The Dispute: LNR argued that Section 3.4(i) authorized retention of the Excess Cash Flow in the Sweep Account indefinitely until a “Cash Sweep Cure” occurred. The Borrower argued that Section 3.4(j) required return of those excess funds monthly. By the time of the litigation, the Sweep Account had grown to $2.3 million, was increasing by $150,000 per month, and was projected to hit an estimated $11.7 million by the time the loan matured in 2029.
The Seventh Circuit’s Ruling on LNR’s Motion to Dismiss: In reversing the district court’s dismissal of the borrower’s complaint, the Seventh Circuit held that under Illinois’ contract ambiguity doctrine, when two provisions in the same section of a contract point in opposite directions (here, Section 3.4(i) authorized the servicer to hold funds as additional security and Section 3.4(j) directed that the same funds be disbursed monthly to the borrower), with neither provision specifying how long the funds may be held, you have textbook ambiguity.

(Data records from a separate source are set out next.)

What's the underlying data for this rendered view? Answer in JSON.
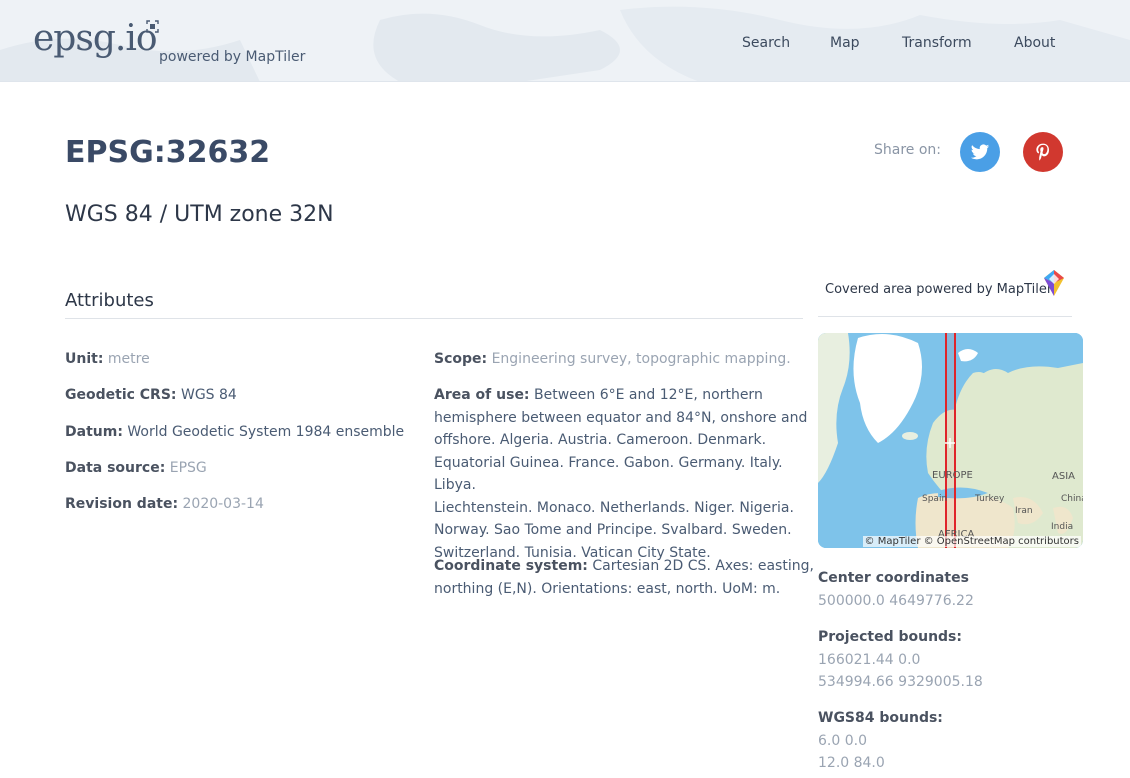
{
  "header": {
    "logo_text": "epsg.io",
    "powered_by": "powered by MapTiler",
    "nav": [
      "Search",
      "Map",
      "Transform",
      "About"
    ]
  },
  "crs": {
    "code": "EPSG:32632",
    "name": "WGS 84 / UTM zone 32N"
  },
  "share": {
    "label": "Share on:",
    "twitter_icon": "twitter-icon",
    "pinterest_icon": "pinterest-icon"
  },
  "attributes": {
    "heading": "Attributes",
    "unit": {
      "label": "Unit:",
      "value": "metre"
    },
    "geodetic_crs": {
      "label": "Geodetic CRS:",
      "value": "WGS 84"
    },
    "datum": {
      "label": "Datum:",
      "value": "World Geodetic System 1984 ensemble"
    },
    "data_source": {
      "label": "Data source:",
      "value": "EPSG"
    },
    "revision_date": {
      "label": "Revision date:",
      "value": "2020-03-14"
    },
    "scope": {
      "label": "Scope:",
      "value": "Engineering survey, topographic mapping."
    },
    "area_of_use": {
      "label": "Area of use:",
      "lines": [
        "Between 6°E and 12°E, northern",
        "hemisphere between equator and 84°N, onshore and",
        "offshore. Algeria. Austria. Cameroon. Denmark.",
        "Equatorial Guinea. France. Gabon. Germany. Italy. Libya.",
        "Liechtenstein. Monaco. Netherlands. Niger. Nigeria.",
        "Norway. Sao Tome and Principe. Svalbard. Sweden.",
        "Switzerland. Tunisia. Vatican City State."
      ]
    },
    "coordinate_system": {
      "label": "Coordinate system:",
      "lines": [
        "Cartesian 2D CS. Axes: easting,",
        "northing (E,N). Orientations: east, north. UoM: m."
      ]
    }
  },
  "map": {
    "covered_label": "Covered area powered by MapTiler",
    "attribution": "© MapTiler © OpenStreetMap contributors",
    "labels": {
      "europe": "EUROPE",
      "asia": "ASIA",
      "africa": "AFRICA",
      "spain": "Spain",
      "turkey": "Turkey",
      "iran": "Iran",
      "china": "China",
      "india": "India"
    },
    "colors": {
      "ocean": "#7ec3ea",
      "land": "#dfe9cf",
      "ice": "#ffffff",
      "zone": "#e0242a"
    }
  },
  "bounds": {
    "center": {
      "label": "Center coordinates",
      "value": "500000.0 4649776.22"
    },
    "projected": {
      "label": "Projected bounds:",
      "values": [
        "166021.44 0.0",
        "534994.66 9329005.18"
      ]
    },
    "wgs84": {
      "label": "WGS84 bounds:",
      "values": [
        "6.0 0.0",
        "12.0 84.0"
      ]
    }
  }
}
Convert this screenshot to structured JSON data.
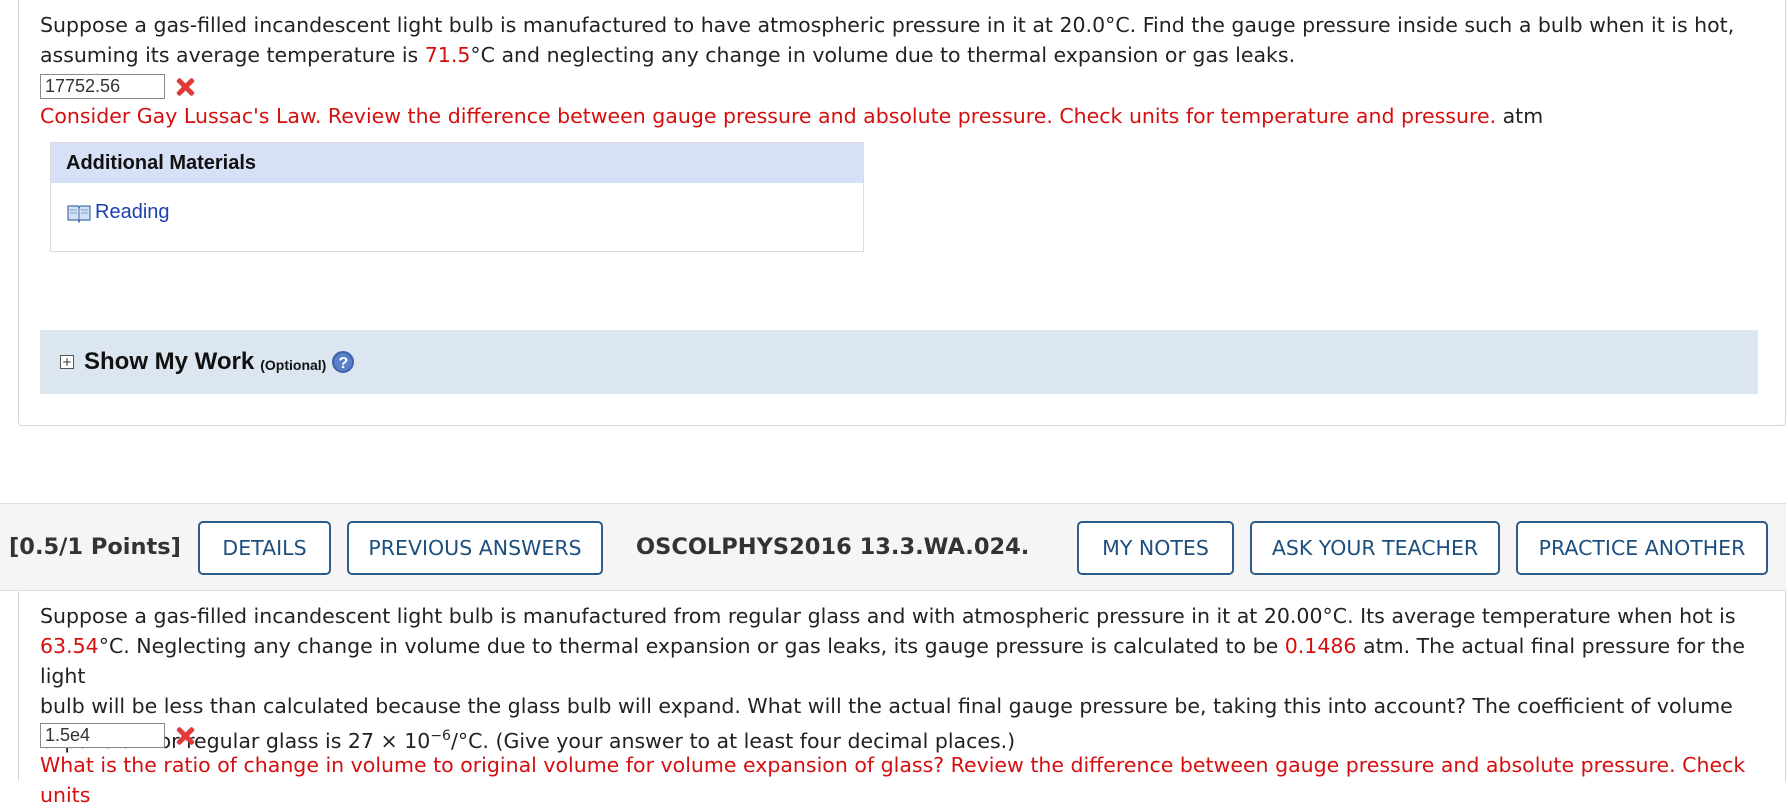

In so holding, the Court found plausible the borrower’s argument at the motion to dismiss stage, tied to a principle of law in Illinois that courts should construe contracts to avoid absurd results, that the parties “never intended for the Sweep Account to grow to over $11 million across the lifetime of the loan without speaking more clearly.” The Court found equally plausible LNR’s argument that the excess cash can be held as additional security for the loan until the “Cash Sweep Trigger Event was cured.”
With both sides’ explanation of a perceived contract ambiguity in the same section of the loan agreement deemed plausible, the Court held that the question was one of fact, not law, and therefore the complaint should not have been dismissed.
Practice Note: For those drafting CMBS loan agreements, be explicit about when and for how long excess cash can be retained after a cash sweep trigger event. Ambiguity between adjacent priority of payment provisions, even if seemingly reconciled in other sections of the loan agreement can lead to expensive and avoidable litigation. If the lender wants the servicer to hold swept funds indefinitely until a cure event, say so explicitly in the priority of payments section of the loan agreement.
Aberdeen Developers, LLC v. Wells Fargo Bank, N.A.*, No. 25-1667 (7th Cir. May 28, 2026) 2026 WL 1487434.